A Houston vaccine team would like a U.S. distributor but for now focuses its efforts abroad to inoculate those in countries where COVID-19 variants surface more quickly.

BY KAREN BROOKS HARPER

The day before COVID-19 claimed its first Texas victim in 2020, Dr. Peter Hotez was a guest on the popular Austin-based podcast “The Drive.”

After 10 years of research into coronavirus vaccines, Hotez and his Houston team needed an infusion of cash to build on their past work and make a vaccine that could, as Hotez told listeners then, “rescue the world” from the deadly emerging coronavirus pandemic.

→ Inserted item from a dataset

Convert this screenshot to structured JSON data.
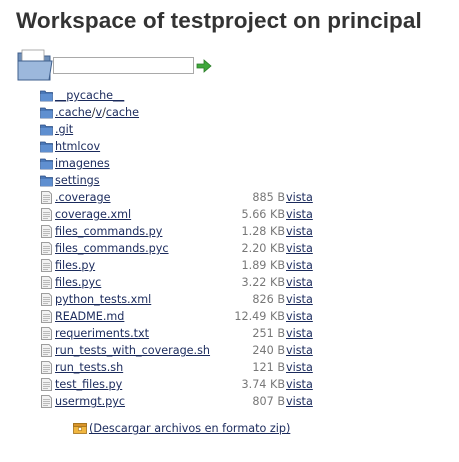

“You’d think that people would be pretty eager to support us to move this forward, but so far it hasn’t happened,” the Houston pediatrician and vaccine scientist told the host, Dr. Peter Attia, on March 14, 2020.

By the following week, major cities in Texas began to shut down to avoid widespread community outbreaks.

But Hotez’s plea worked. The donations started coming in support of efforts in the deadly new pandemic at the Baylor College of Medicine at the Texas Children’s Hospital Center for Vaccine Development, co-directed by Hotez and Dr. Maria Elena Bottazzi in Houston — both of whom are celebrated pioneers in the area of vaccines for neglected tropical diseases like chagas and schistosomiasis.

Among the gifts was a $1 million infusion of cash in May 2020 by the philanthropic arm of Texas-based Tito’s Handmade Vodka, whose director of global impact and research, Sarah Everett, was tuned in when Hotez asked for help in reviving their research.

“We decided that somebody should help restart that work immediately,” Everett said.

Now, nearly 18 months later, the Houston team’s vaccine, called Corbevax by its maker in India, is cheap, has no patent, can be made by many vaccine producers globally — including those in low- and middle-income countries — and is poised to receive approval for widespread global use.

The Indian government has promised the biopharmaceutical company Biological E Limited, which is making the vaccine in that country, that it will buy 300 million doses with the potential for more.

A halal version of the vaccine, for use in Islamic countries because it doesn’t contain animal-based ingredients, is also about to start clinical trials in Indonesia.

And later this year, the company hopes the vaccine will be endorsed by the World Health Organization for use globally, which could open the doors to quicker authorization in several countries that need it.

But here in the United States, this “truly Texas vaccine,” as its creators like to call it, has no home.

A Texas-style vaccine

The fact that the vaccine even exists can be traced to a lot of Texas money, including funds from The Robert J. Kleberg, Jr. and Helen C. Kleberg Foundation and the M.D. Anderson Foundation. Several high-level and anonymous individual donors pitched in, as well as the JPB Foundation in New York.

Those donations funded a vaccine prototype with the initial doses mixed in the Houston lab and transferred to Biological E in India in May 2020. By November, BioE began clinical trials of the vaccine in India, where the delta variant was first identified and which has one of the lowest vaccination rates in the world. Total cost from creation to market was between $5 million and $7 million, Bottazzi said.

The U.S. government has yet to get on board. Operation Warp Speed, the public-private partnership created by the federal government to accelerate treatments and vaccines for COVID-19, spent none of its billions at the Houston lab.